Giving up the final traces of anger I still harbored, I fell into my pappa’s arms and set free all of my pent-up emotions. And my pappa let me. He stayed with me on that porch as day gave way to night. He held me without uttering a single word.

It was the fourth and final moment that defined my life—losing my girl. And, knowing it, my pappa simply held me.

I was sure that if I’d listened closely to the howling wind rushing by, I would have heard Poppy’s lips break into a wide smile as she danced her way home.

* * *

Poppy was laid to rest a week later. The service was just as beautiful as she deserved. The church was small, the perfect send-off for a girl that loved her family and friends with all her heart.

After the service, I decided against the wake at Poppy’s parents’ house and came back to my room. Less than two minutes later, a knock sounded on my door and my mamma and pappa walked in.

In my pappa’s hand was a box. I frowned when he laid it on my bed.

“What’s this?” I asked, confused.

My pappa sat down beside me and put his hand on my shoulder. “She asked us to give this to you after her funeral, son. She prepared it quite a while before she passed.”

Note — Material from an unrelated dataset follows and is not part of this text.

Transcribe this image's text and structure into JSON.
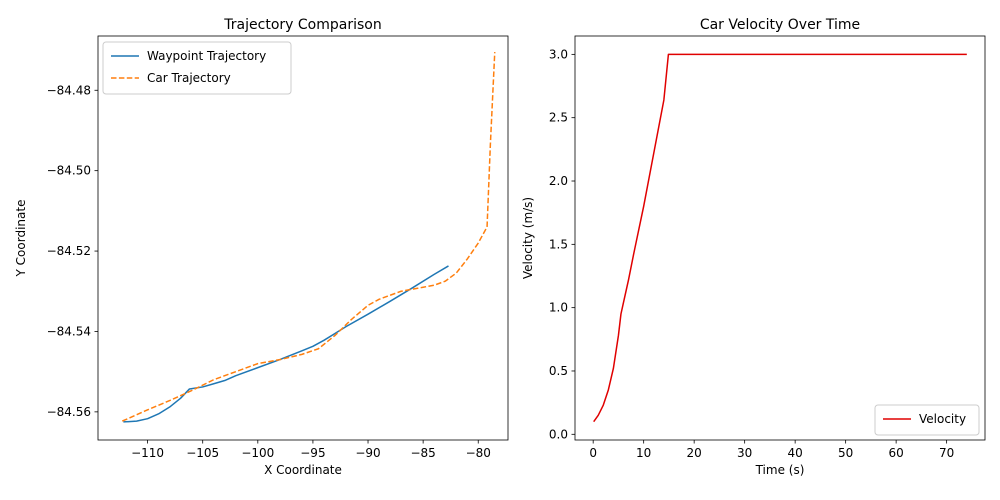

My heart thundered in my chest. My pappa tapped the sealed box. “There’s a letter in there I was told to tell you to read first. Then a few boxes. They’re numbered in the order you have to open them.”

My pappa got to his feet. As he went to leave, I gripped onto his hand. “Thank you,” I said hoarsely. Pappa leaned forward and kissed my head.

“Love you, son,” he said softly.

“Love you too,” I replied, and meant every word. Things this week had been easier between us. If Poppy’s short life had taught me anything, it was that I had to learn to forgive. I had to love and I had to live. I’d blamed my pappa for so much for so long. In the end my anger caused only pain.